Foto Fabrizio Fabroni

«Il mare delle isole Eolie sta cambiando e chi frequenta le isole, così come gli abitanti, si stanno abituando a nuotare tra i pesci pappagallo e i barracuda e ad osservare sul fondale e tra le fessure della roccia granchi corridori e vermocani che divorano stelle marine e nudibranchi».
Ad affermarlo è la nota biologa marina, Monica Blasi, che da anni con la sua associazione “Filicudi Wildlife Conservation” si occupa della salvaguardia delle popolazioni di cetacei e tartarughe marine nelle Eolie. «Abbiamo parlato spesso di quanto la pesca intensiva abbia drasticamente ridotto le risorse ittiche del mare Eoliano, ma poi c'è un altro fattore che aggrava la situazione, il cambiamento climatico. Specie alloctone o fino ad ora confinate nelle porzioni più meridionali del nostro Mediterraneo – continua la dottoressa Blasi – traggono vantaggio dall'aumento della temperatura, dalla carenza di predatori e da una generale condizione di degrado del mare, riducendo la nicchia trofica di specie locali o anche diventando voraci predatori della fauna marina nostrana. Il vermocane, Hermodice carunculata, è l'esempio più lampante, una volta tipico solo delle coste Ioniche e dell'adriatico meridionale. Si nutre principalmente di prede morte ma anche di nudibranchi, anemoni, ricci, stelle marine ed altri organismi marini sul fondale.
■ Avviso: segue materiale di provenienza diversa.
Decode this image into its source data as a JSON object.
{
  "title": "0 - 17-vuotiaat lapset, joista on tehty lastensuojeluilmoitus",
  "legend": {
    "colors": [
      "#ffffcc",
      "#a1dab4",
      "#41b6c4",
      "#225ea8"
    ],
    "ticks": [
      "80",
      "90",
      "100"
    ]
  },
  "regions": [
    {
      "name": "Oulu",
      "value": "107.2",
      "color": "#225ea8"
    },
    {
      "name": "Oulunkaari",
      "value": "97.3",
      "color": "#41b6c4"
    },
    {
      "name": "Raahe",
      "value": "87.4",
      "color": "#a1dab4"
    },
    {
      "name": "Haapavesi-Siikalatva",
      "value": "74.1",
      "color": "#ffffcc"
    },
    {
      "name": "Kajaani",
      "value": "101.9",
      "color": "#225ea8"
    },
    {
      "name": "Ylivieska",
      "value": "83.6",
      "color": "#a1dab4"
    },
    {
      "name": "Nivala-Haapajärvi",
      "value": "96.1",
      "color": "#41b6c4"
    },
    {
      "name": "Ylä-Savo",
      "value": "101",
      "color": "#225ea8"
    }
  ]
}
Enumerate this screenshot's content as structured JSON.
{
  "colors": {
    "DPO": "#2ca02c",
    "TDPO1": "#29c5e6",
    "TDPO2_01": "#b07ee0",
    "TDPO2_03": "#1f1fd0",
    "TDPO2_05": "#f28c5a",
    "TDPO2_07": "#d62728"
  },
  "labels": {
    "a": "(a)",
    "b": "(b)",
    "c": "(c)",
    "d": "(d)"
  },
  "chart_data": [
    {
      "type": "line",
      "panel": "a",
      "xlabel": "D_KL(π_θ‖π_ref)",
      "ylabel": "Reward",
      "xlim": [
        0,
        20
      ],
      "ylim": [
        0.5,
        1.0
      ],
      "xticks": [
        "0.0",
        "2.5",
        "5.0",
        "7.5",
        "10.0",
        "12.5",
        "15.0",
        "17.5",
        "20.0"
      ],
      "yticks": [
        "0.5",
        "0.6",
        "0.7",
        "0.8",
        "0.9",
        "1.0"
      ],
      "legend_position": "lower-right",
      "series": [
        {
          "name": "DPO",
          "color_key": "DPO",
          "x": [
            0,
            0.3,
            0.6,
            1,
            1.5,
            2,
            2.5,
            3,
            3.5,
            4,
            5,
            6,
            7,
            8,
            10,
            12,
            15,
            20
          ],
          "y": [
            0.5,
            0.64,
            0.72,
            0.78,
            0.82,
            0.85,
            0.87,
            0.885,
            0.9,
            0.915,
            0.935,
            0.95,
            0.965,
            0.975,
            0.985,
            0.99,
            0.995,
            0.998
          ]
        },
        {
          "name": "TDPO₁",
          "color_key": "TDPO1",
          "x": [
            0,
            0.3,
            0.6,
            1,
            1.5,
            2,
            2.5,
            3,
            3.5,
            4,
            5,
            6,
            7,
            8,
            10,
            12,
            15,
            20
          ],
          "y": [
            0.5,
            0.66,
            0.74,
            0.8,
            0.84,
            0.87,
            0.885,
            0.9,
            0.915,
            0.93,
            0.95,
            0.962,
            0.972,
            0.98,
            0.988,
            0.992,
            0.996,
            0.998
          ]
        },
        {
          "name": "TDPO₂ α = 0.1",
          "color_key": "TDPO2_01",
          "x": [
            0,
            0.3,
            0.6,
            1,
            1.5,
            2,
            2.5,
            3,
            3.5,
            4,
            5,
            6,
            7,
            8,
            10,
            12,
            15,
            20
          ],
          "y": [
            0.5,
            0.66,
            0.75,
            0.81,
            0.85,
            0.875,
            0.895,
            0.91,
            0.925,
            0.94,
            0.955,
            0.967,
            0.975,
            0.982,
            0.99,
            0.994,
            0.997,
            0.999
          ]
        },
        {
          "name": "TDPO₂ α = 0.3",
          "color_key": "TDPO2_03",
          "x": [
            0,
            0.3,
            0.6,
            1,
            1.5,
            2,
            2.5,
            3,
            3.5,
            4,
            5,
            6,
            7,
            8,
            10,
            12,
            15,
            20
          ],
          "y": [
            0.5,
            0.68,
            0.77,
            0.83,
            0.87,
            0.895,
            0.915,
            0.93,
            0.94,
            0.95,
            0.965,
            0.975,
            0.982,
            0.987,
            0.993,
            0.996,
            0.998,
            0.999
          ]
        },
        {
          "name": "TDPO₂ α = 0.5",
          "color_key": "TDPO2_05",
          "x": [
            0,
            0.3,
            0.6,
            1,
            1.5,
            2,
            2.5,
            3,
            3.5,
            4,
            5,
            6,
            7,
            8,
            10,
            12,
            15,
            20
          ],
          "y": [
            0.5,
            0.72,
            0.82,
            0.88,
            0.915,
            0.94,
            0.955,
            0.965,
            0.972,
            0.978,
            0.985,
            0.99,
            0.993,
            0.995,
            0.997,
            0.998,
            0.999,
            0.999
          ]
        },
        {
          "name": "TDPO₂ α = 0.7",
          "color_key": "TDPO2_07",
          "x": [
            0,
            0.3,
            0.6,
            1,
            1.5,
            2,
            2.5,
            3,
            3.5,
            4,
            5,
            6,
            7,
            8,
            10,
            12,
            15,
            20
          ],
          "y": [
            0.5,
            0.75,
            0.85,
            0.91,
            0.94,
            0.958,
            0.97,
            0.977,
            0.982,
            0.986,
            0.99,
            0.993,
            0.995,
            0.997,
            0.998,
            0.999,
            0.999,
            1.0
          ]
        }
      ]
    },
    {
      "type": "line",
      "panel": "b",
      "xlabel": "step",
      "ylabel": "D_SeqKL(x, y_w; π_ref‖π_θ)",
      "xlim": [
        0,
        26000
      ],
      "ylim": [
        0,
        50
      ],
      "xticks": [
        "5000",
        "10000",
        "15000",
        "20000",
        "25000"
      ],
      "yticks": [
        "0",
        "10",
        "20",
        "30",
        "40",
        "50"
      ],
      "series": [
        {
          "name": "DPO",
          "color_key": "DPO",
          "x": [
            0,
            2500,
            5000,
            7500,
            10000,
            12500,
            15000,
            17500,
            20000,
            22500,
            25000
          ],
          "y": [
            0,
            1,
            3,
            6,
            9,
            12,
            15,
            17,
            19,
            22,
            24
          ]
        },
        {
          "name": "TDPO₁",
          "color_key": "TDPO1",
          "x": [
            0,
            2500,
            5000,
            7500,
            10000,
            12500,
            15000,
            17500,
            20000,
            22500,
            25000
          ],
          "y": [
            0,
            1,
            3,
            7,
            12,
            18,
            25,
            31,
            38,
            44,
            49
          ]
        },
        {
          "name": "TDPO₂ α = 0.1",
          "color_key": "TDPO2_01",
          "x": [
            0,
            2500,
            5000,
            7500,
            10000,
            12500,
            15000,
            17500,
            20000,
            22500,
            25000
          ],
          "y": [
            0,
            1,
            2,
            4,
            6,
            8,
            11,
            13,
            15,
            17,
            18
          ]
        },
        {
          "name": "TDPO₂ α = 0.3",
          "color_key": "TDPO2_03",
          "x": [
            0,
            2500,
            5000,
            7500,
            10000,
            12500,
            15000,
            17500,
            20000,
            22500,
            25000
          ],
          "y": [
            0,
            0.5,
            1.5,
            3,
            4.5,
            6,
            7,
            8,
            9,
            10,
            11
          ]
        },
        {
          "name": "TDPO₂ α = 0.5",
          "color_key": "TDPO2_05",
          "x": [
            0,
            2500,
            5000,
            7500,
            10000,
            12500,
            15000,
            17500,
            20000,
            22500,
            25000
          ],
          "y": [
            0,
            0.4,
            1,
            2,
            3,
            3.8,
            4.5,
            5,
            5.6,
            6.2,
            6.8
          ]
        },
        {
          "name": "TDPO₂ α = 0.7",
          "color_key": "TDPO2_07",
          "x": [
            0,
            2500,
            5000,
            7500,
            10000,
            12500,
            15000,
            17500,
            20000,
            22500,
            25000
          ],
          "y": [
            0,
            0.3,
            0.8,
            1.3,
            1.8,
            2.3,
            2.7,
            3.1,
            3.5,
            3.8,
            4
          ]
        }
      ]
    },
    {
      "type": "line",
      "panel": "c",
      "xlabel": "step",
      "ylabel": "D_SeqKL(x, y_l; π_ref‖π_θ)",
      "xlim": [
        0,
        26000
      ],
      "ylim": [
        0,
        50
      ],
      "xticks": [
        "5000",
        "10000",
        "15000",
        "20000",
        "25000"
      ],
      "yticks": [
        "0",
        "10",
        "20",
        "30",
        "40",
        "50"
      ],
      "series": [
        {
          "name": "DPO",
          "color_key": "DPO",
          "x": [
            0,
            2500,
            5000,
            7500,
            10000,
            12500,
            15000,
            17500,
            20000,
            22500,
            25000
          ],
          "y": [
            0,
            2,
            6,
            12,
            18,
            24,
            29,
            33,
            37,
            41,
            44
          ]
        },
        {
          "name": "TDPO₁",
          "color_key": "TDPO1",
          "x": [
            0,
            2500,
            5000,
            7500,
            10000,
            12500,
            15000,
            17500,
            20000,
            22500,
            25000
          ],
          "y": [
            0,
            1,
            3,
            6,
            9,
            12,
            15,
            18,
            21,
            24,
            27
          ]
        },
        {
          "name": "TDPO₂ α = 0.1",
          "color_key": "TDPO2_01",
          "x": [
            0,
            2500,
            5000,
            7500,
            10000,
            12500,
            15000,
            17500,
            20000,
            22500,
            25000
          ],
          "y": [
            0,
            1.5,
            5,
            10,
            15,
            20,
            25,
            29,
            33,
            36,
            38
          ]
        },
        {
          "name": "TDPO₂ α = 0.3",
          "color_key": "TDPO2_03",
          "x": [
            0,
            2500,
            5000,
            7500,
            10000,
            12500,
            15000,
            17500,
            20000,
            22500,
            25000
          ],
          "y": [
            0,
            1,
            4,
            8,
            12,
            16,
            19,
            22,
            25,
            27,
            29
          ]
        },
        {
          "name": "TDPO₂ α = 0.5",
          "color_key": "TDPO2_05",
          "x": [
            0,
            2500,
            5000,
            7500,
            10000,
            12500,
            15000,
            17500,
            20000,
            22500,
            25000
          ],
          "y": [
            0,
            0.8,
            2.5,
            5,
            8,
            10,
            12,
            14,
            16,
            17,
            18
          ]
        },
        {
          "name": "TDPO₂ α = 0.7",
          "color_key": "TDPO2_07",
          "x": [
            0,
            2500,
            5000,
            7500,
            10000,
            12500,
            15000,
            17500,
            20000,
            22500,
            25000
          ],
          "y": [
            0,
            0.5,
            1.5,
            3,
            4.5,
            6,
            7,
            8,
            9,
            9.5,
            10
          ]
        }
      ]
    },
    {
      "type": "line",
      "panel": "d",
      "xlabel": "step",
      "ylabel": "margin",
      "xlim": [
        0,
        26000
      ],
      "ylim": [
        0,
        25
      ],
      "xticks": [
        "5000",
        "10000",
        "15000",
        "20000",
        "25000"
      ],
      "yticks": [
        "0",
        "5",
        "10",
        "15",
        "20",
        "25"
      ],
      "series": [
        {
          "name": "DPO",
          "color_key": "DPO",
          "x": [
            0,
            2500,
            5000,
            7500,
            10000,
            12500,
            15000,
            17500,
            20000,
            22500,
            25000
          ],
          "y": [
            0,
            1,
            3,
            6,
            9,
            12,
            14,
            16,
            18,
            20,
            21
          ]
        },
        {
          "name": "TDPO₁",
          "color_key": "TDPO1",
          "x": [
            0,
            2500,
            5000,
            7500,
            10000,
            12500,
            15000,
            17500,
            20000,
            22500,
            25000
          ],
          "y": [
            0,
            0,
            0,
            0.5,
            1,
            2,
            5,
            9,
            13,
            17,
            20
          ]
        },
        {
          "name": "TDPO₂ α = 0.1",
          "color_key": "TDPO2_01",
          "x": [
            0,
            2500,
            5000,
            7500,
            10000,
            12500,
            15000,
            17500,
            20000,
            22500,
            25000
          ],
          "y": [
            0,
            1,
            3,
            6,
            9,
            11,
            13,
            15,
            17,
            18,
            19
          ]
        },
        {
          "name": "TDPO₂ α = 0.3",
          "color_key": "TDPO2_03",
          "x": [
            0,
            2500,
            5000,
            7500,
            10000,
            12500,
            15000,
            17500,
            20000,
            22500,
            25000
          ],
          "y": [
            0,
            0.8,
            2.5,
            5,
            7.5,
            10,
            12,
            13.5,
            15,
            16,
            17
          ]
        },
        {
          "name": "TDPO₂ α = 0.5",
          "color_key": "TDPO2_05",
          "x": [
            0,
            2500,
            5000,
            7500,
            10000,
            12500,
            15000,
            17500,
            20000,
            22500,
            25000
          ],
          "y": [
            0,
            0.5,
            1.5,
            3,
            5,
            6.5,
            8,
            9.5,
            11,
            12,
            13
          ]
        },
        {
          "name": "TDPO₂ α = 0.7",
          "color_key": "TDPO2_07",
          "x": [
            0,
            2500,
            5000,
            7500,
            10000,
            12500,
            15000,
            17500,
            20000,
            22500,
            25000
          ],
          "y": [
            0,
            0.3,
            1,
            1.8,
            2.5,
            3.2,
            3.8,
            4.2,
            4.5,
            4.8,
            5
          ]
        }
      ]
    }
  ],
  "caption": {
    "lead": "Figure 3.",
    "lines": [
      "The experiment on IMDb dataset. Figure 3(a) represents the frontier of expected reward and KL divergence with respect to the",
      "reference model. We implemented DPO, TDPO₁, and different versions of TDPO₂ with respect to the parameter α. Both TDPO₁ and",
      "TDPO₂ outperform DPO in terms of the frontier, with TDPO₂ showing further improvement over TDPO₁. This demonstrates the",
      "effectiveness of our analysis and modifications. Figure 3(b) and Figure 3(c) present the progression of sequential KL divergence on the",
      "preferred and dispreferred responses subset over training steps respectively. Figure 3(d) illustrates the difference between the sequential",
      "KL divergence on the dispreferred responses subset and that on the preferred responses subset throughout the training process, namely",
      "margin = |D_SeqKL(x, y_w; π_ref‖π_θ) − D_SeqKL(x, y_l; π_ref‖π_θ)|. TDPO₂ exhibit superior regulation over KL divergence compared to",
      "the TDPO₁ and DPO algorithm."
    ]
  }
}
Si parla ancora poco di quanto possa diventare pericoloso per il nostro mare questo vorace predatore, tra l'altro molto urticante, che non solo sta aumentando numericamente e in dimensioni ma anche espandendo il suo areale di distribuzione, provocando una drastica riduzione della biodiversità marina nonché danni al settore della pesca artigianale è a quello turistico. Il granchio corridore atlantico, il Percnon gibbesi, originario delle coste orientali americane, e prettamente erbivoro, che con le sue notevoli capacità di schivare i ben pochi residui predatori, come ad esempio i polpi, ha ridotto la nicchia trofica delle specie autoctone come Eriphia verrucosa e Pachygrapsus marmoratus, che condividono lo stesso habitat.

Il pesce pappagallo, Sparisoma cretese, sempre più comune sui nostri fondali e in espansione alle alte latitudini: questa specie è il diretto competitore dell’erbivora Sarpa salpa, nutrendosi principalmente di alghe e piccoli invertebrati».
L’elenco si allunga, testimonianza di una preoccupante mutazione che sta avvenendo nei nostri mari: «Poi ci sono osservazioni non ancora ben riportate a livello scientifico – conclude l’esperta dei mari eoliani – che indicano come alcune specie si stiano adattando meglio di altre a questa nuova condizione di cambiamento del mare.